I feel I’m on the frontier of my comfort zone and defined path and I’m not sure where it leads. I’m ranting at the edge of my own frontier. Maybe this resonates, maybe not.
In the last couple of years, I’ve become numb to the magic of life. I’m starting to feel it again in more recent weeks though. It’s still there, as a flicker and in bursts, but it doesn’t pulsate continuously like it once did. I’m not sure if it’s just me, but I’m not sure others can feel it anymore either. Maybe that’s always been the case, and maybe I’ve just become aware of it in the last couple of years, but I’m afraid one day, I will no longer be able to sense it either.
he heard the other passengers speaking of other things, or they were reading or attempting to sleep. they had not noticed the magic. From "Nirvana" by Charles Bukowski
Playing at the edge of my comfort zone (for example, writing) keeps the serendipity, bliss, and other sources of magic alive. I’m not sure I can write a better summary of bliss than what is written in The Alabaster Girl, by Zan Perrion:
The incomparable Joseph Campbell wrote the perfect mission statement for us all: Follow your bliss! Find your purpose? Follow your passion? No, follow your bliss. This makes sense to me. In work, in play, in rest, follow your bliss. This, to me, is the only guiding light we ever need.
Bliss does not mean happy and bouncy all day, or overbearing permagrins. It contains within it contemplation, mindfulness, gratitude. It means we have the courage to face the challenges of life head-on. It means that we trust our own center of gravity. It means that no matter what comes our way, we have what it takes to handle it. Nor does bliss mean we should just relax and do nothing. An essential component of bliss is fulfillment, a great work ethic, a desire to provide for our families, and a love of projects great and small that act as stepping stones for our lives.

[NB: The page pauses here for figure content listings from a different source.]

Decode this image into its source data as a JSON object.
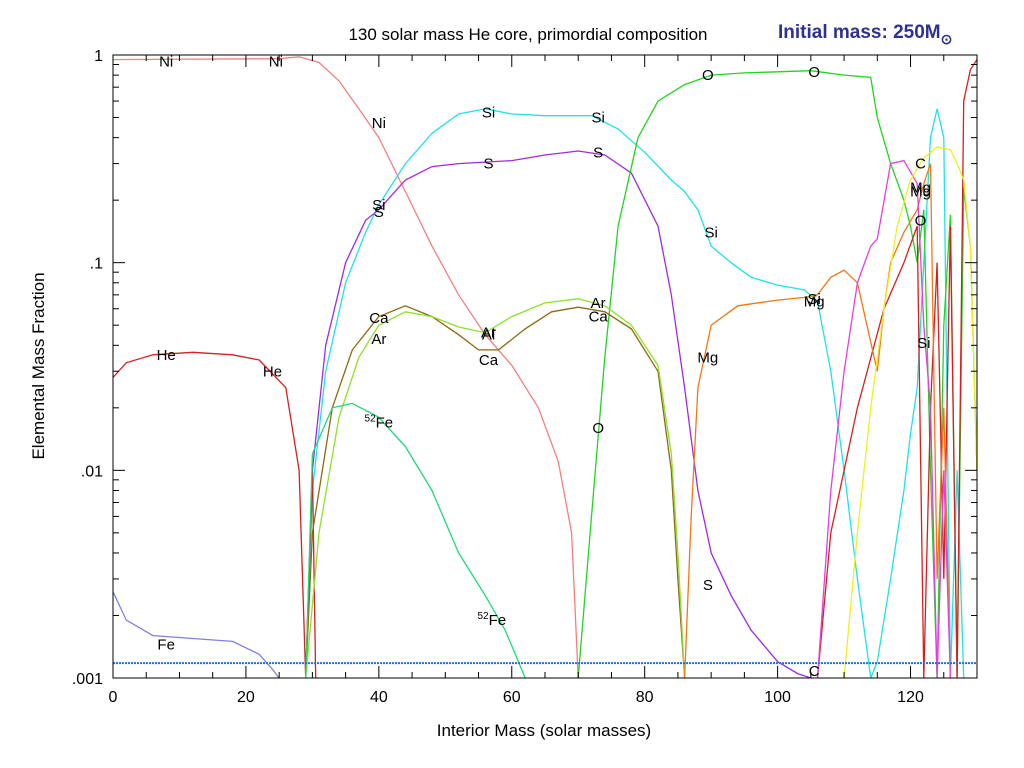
{
  "chart_data": {
    "type": "line",
    "title": "130 solar mass He core, primordial composition",
    "subtitle": "Initial mass: 250M",
    "subtitle_symbol": "⊙",
    "xlabel": "Interior Mass (solar masses)",
    "ylabel": "Elemental Mass Fraction",
    "xlim": [
      0,
      130
    ],
    "ylim": [
      0.001,
      1
    ],
    "yscale": "log",
    "grid": false,
    "xticks": [
      0,
      20,
      40,
      60,
      80,
      100,
      120
    ],
    "xtick_labels": [
      "0",
      "20",
      "40",
      "60",
      "80",
      "100",
      "120"
    ],
    "yticks": [
      0.001,
      0.01,
      0.1,
      1
    ],
    "ytick_labels": [
      ".001",
      ".01",
      ".1",
      "1"
    ],
    "series": [
      {
        "key": "ni",
        "color": "#f08080",
        "points": [
          [
            0,
            0.95
          ],
          [
            25,
            0.96
          ],
          [
            28,
            0.98
          ],
          [
            31,
            0.92
          ],
          [
            34,
            0.75
          ],
          [
            37,
            0.55
          ],
          [
            40,
            0.4
          ],
          [
            44,
            0.22
          ],
          [
            48,
            0.12
          ],
          [
            52,
            0.07
          ],
          [
            56,
            0.045
          ],
          [
            60,
            0.032
          ],
          [
            64,
            0.02
          ],
          [
            67,
            0.011
          ],
          [
            69,
            0.005
          ],
          [
            70,
            0.001
          ]
        ]
      },
      {
        "key": "si",
        "color": "#1ee3e6",
        "points": [
          [
            29,
            0.001
          ],
          [
            30,
            0.008
          ],
          [
            32,
            0.03
          ],
          [
            35,
            0.08
          ],
          [
            38,
            0.14
          ],
          [
            40,
            0.19
          ],
          [
            44,
            0.3
          ],
          [
            48,
            0.42
          ],
          [
            52,
            0.52
          ],
          [
            56,
            0.55
          ],
          [
            60,
            0.52
          ],
          [
            65,
            0.51
          ],
          [
            72,
            0.51
          ],
          [
            76,
            0.44
          ],
          [
            80,
            0.34
          ],
          [
            84,
            0.25
          ],
          [
            86,
            0.22
          ],
          [
            88,
            0.18
          ],
          [
            90,
            0.12
          ],
          [
            93,
            0.1
          ],
          [
            96,
            0.085
          ],
          [
            100,
            0.078
          ],
          [
            104,
            0.074
          ],
          [
            106,
            0.065
          ],
          [
            108,
            0.03
          ],
          [
            110,
            0.01
          ],
          [
            112,
            0.003
          ],
          [
            114,
            0.001
          ],
          [
            115,
            0.0012
          ],
          [
            117,
            0.003
          ],
          [
            119,
            0.008
          ],
          [
            120,
            0.015
          ],
          [
            121,
            0.025
          ],
          [
            122,
            0.1
          ],
          [
            123,
            0.4
          ],
          [
            124,
            0.55
          ],
          [
            125,
            0.4
          ],
          [
            126,
            0.001
          ],
          [
            127,
            0.01
          ],
          [
            128,
            0.001
          ]
        ]
      },
      {
        "key": "s",
        "color": "#9d2be0",
        "points": [
          [
            29,
            0.001
          ],
          [
            30,
            0.01
          ],
          [
            32,
            0.04
          ],
          [
            35,
            0.1
          ],
          [
            38,
            0.16
          ],
          [
            40,
            0.18
          ],
          [
            44,
            0.25
          ],
          [
            48,
            0.29
          ],
          [
            52,
            0.3
          ],
          [
            56,
            0.305
          ],
          [
            60,
            0.31
          ],
          [
            65,
            0.33
          ],
          [
            70,
            0.345
          ],
          [
            74,
            0.33
          ],
          [
            78,
            0.27
          ],
          [
            82,
            0.15
          ],
          [
            84,
            0.07
          ],
          [
            86,
            0.025
          ],
          [
            88,
            0.008
          ],
          [
            90,
            0.004
          ],
          [
            93,
            0.0025
          ],
          [
            96,
            0.0017
          ],
          [
            100,
            0.0012
          ],
          [
            103,
            0.00105
          ],
          [
            105,
            0.001
          ]
        ]
      },
      {
        "key": "o",
        "color": "#22d422",
        "points": [
          [
            70,
            0.001
          ],
          [
            72,
            0.006
          ],
          [
            74,
            0.035
          ],
          [
            76,
            0.15
          ],
          [
            79,
            0.4
          ],
          [
            82,
            0.6
          ],
          [
            86,
            0.72
          ],
          [
            90,
            0.8
          ],
          [
            95,
            0.82
          ],
          [
            100,
            0.83
          ],
          [
            105,
            0.84
          ],
          [
            110,
            0.8
          ],
          [
            114,
            0.78
          ],
          [
            115,
            0.5
          ],
          [
            117,
            0.3
          ],
          [
            119,
            0.2
          ],
          [
            120,
            0.15
          ],
          [
            121,
            0.1
          ],
          [
            122,
            0.18
          ],
          [
            123,
            0.01
          ],
          [
            124,
            0.001
          ],
          [
            125,
            0.05
          ],
          [
            126,
            0.17
          ],
          [
            127,
            0.001
          ],
          [
            128,
            0.23
          ],
          [
            129,
            0.12
          ],
          [
            130,
            0.01
          ]
        ]
      },
      {
        "key": "he",
        "color": "#d42020",
        "points": [
          [
            0,
            0.028
          ],
          [
            2,
            0.033
          ],
          [
            6,
            0.036
          ],
          [
            12,
            0.037
          ],
          [
            18,
            0.036
          ],
          [
            22,
            0.034
          ],
          [
            26,
            0.025
          ],
          [
            28,
            0.01
          ],
          [
            29,
            0.001
          ],
          [
            30,
            0.01
          ],
          [
            30.5,
            0.001
          ]
        ]
      },
      {
        "key": "he-tail",
        "color": "#d42020",
        "points": [
          [
            106,
            0.001
          ],
          [
            108,
            0.005
          ],
          [
            112,
            0.02
          ],
          [
            116,
            0.06
          ],
          [
            119,
            0.1
          ],
          [
            121,
            0.15
          ],
          [
            122,
            0.001
          ],
          [
            123,
            0.02
          ],
          [
            124,
            0.1
          ],
          [
            125,
            0.003
          ],
          [
            126,
            0.15
          ],
          [
            127,
            0.001
          ],
          [
            128,
            0.6
          ],
          [
            129,
            0.85
          ],
          [
            130,
            0.95
          ]
        ]
      },
      {
        "key": "ca",
        "color": "#8b6b10",
        "points": [
          [
            29,
            0.001
          ],
          [
            30,
            0.005
          ],
          [
            33,
            0.02
          ],
          [
            36,
            0.038
          ],
          [
            40,
            0.055
          ],
          [
            44,
            0.062
          ],
          [
            48,
            0.055
          ],
          [
            52,
            0.045
          ],
          [
            55,
            0.038
          ],
          [
            58,
            0.038
          ],
          [
            62,
            0.048
          ],
          [
            66,
            0.058
          ],
          [
            70,
            0.061
          ],
          [
            74,
            0.058
          ],
          [
            78,
            0.048
          ],
          [
            82,
            0.03
          ],
          [
            84,
            0.01
          ],
          [
            85,
            0.003
          ],
          [
            86,
            0.001
          ]
        ]
      },
      {
        "key": "ar",
        "color": "#8ee02a",
        "points": [
          [
            29,
            0.001
          ],
          [
            31,
            0.005
          ],
          [
            34,
            0.018
          ],
          [
            37,
            0.035
          ],
          [
            40,
            0.05
          ],
          [
            44,
            0.058
          ],
          [
            48,
            0.055
          ],
          [
            52,
            0.049
          ],
          [
            56,
            0.046
          ],
          [
            60,
            0.055
          ],
          [
            65,
            0.064
          ],
          [
            70,
            0.067
          ],
          [
            74,
            0.062
          ],
          [
            78,
            0.05
          ],
          [
            82,
            0.032
          ],
          [
            84,
            0.012
          ],
          [
            85,
            0.004
          ],
          [
            86,
            0.001
          ]
        ]
      },
      {
        "key": "fe52",
        "color": "#20d87a",
        "points": [
          [
            29,
            0.001
          ],
          [
            30,
            0.012
          ],
          [
            33,
            0.02
          ],
          [
            36,
            0.021
          ],
          [
            40,
            0.018
          ],
          [
            44,
            0.013
          ],
          [
            48,
            0.008
          ],
          [
            52,
            0.004
          ],
          [
            56,
            0.0025
          ],
          [
            59,
            0.0017
          ],
          [
            61,
            0.0012
          ],
          [
            62,
            0.001
          ]
        ]
      },
      {
        "key": "fe",
        "color": "#8080e0",
        "points": [
          [
            0,
            0.0026
          ],
          [
            2,
            0.0019
          ],
          [
            6,
            0.0016
          ],
          [
            12,
            0.00155
          ],
          [
            18,
            0.0015
          ],
          [
            22,
            0.0013
          ],
          [
            24,
            0.0011
          ],
          [
            25,
            0.001
          ]
        ]
      },
      {
        "key": "mg",
        "color": "#f07818",
        "points": [
          [
            86,
            0.001
          ],
          [
            87,
            0.006
          ],
          [
            88,
            0.025
          ],
          [
            90,
            0.05
          ],
          [
            94,
            0.062
          ],
          [
            100,
            0.066
          ],
          [
            104,
            0.068
          ],
          [
            106,
            0.07
          ],
          [
            108,
            0.085
          ],
          [
            110,
            0.092
          ],
          [
            112,
            0.08
          ],
          [
            115,
            0.03
          ],
          [
            116,
            0.06
          ],
          [
            117,
            0.1
          ],
          [
            119,
            0.14
          ],
          [
            121,
            0.18
          ],
          [
            122,
            0.24
          ],
          [
            123,
            0.3
          ],
          [
            124,
            0.003
          ],
          [
            125,
            0.02
          ],
          [
            126,
            0.001
          ]
        ]
      },
      {
        "key": "mg2",
        "color": "#e040e0",
        "points": [
          [
            106,
            0.001
          ],
          [
            108,
            0.008
          ],
          [
            110,
            0.03
          ],
          [
            112,
            0.08
          ],
          [
            114,
            0.12
          ],
          [
            115,
            0.13
          ],
          [
            117,
            0.3
          ],
          [
            119,
            0.31
          ],
          [
            121,
            0.24
          ],
          [
            122,
            0.05
          ],
          [
            123,
            0.02
          ],
          [
            124,
            0.001
          ],
          [
            125,
            0.01
          ],
          [
            126,
            0.001
          ]
        ]
      },
      {
        "key": "c",
        "color": "#f0f020",
        "points": [
          [
            110,
            0.001
          ],
          [
            112,
            0.005
          ],
          [
            114,
            0.02
          ],
          [
            116,
            0.06
          ],
          [
            118,
            0.15
          ],
          [
            120,
            0.25
          ],
          [
            122,
            0.32
          ],
          [
            124,
            0.36
          ],
          [
            126,
            0.35
          ],
          [
            127,
            0.3
          ],
          [
            128,
            0.25
          ],
          [
            129,
            0.12
          ],
          [
            130,
            0.01
          ]
        ]
      },
      {
        "key": "floor",
        "color": "#1e74d8",
        "points": [
          [
            0,
            0.00118
          ],
          [
            130,
            0.00118
          ]
        ]
      }
    ],
    "labels": [
      {
        "text": "Ni",
        "x": 8,
        "y": 0.93
      },
      {
        "text": "Ni",
        "x": 24.5,
        "y": 0.93
      },
      {
        "text": "Ni",
        "x": 40,
        "y": 0.47
      },
      {
        "text": "Si",
        "x": 56.5,
        "y": 0.53
      },
      {
        "text": "Si",
        "x": 73,
        "y": 0.5
      },
      {
        "text": "Si",
        "x": 90,
        "y": 0.14
      },
      {
        "text": "Si",
        "x": 122,
        "y": 0.041
      },
      {
        "text": "Si",
        "x": 105.5,
        "y": 0.067
      },
      {
        "text": "Si",
        "x": 40,
        "y": 0.19
      },
      {
        "text": "S",
        "x": 40,
        "y": 0.175
      },
      {
        "text": "S",
        "x": 56.5,
        "y": 0.3
      },
      {
        "text": "S",
        "x": 73,
        "y": 0.34
      },
      {
        "text": "S",
        "x": 89.5,
        "y": 0.0028
      },
      {
        "text": "O",
        "x": 89.5,
        "y": 0.8
      },
      {
        "text": "O",
        "x": 105.5,
        "y": 0.83
      },
      {
        "text": "O",
        "x": 73,
        "y": 0.016
      },
      {
        "text": "O",
        "x": 121.5,
        "y": 0.16
      },
      {
        "text": "He",
        "x": 8,
        "y": 0.036
      },
      {
        "text": "He",
        "x": 24,
        "y": 0.03
      },
      {
        "text": "Ca",
        "x": 40,
        "y": 0.054
      },
      {
        "text": "Ca",
        "x": 56.5,
        "y": 0.034
      },
      {
        "text": "Ca",
        "x": 73,
        "y": 0.055
      },
      {
        "text": "Ar",
        "x": 40,
        "y": 0.043
      },
      {
        "text": "Ar",
        "x": 56.5,
        "y": 0.046
      },
      {
        "text": "Al",
        "x": 56.5,
        "y": 0.045
      },
      {
        "text": "Ar",
        "x": 73,
        "y": 0.064
      },
      {
        "text": "Mg",
        "x": 89.5,
        "y": 0.035
      },
      {
        "text": "Mg",
        "x": 105.5,
        "y": 0.065
      },
      {
        "text": "Mg",
        "x": 121.5,
        "y": 0.23
      },
      {
        "text": "Mg",
        "x": 121.5,
        "y": 0.22
      },
      {
        "text": "C",
        "x": 121.5,
        "y": 0.3
      },
      {
        "text": "C",
        "x": 105.5,
        "y": 0.00108
      },
      {
        "text": "Fe",
        "x": 8,
        "y": 0.00145
      },
      {
        "text": "Fe",
        "x": 40,
        "y": 0.017,
        "sup": "52"
      },
      {
        "text": "Fe",
        "x": 57,
        "y": 0.0019,
        "sup": "52"
      }
    ]
  }
}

Bliss does not mean avoidance of the uncomfortable. It does not seek distraction. Bliss means staying the course, even when it hurts. It reaches its arms around the whole experience that we call life and embraces it all—good and bad—with equanimity and grace.
Bliss means to do whatever, in this moment, brings you into alignment with your true nature. Bliss means to fill your days only with things that have heart and meaning to you. Bliss means to follow your gut, your intuition, that still, small voice. Your head is a great tool, but sometimes it thinks it’s the master. Your head needs all the information—all the pros and all the cons—to make a great decision. Your gut, however, is never wrong; even with only a fraction of the information, it is always right.
I don’t want a life of certainty, I want a life of bliss; ‘Figuring it out’ along the way, spontaneously, with gusto and noticing the magic as I go.
There isn’t much fun in having it all figured out. If I could have my fortune told such that I would know my future, I would not want to know it. Why would I want to know the score of the game before the game starts? Why would I want to know the score of my life? I want to allow life to unfold, without any control or planning. I can prepare myself, I can show up, I can put my best foot forward, but I cannot anticipate all the steps. There is no ‘right’ way. The way must be governed by my intuition, amor fati, and faith that it’ll all work out in good time. I want to wonder again.
The immortal philosopher Bob Ross would say “That’s what makes it so much fun, we don’t use any patterns or we don’t do any sketching we just sort of let this happen…just let it happen.”
I don’t know what will happen and you don’t know what will happen. No one knows the sweet mystery of life.
I want to stay in that mystery.
Thank you for taking the time to read my work, I really appreciate your support. I hope you get everything you want in this life.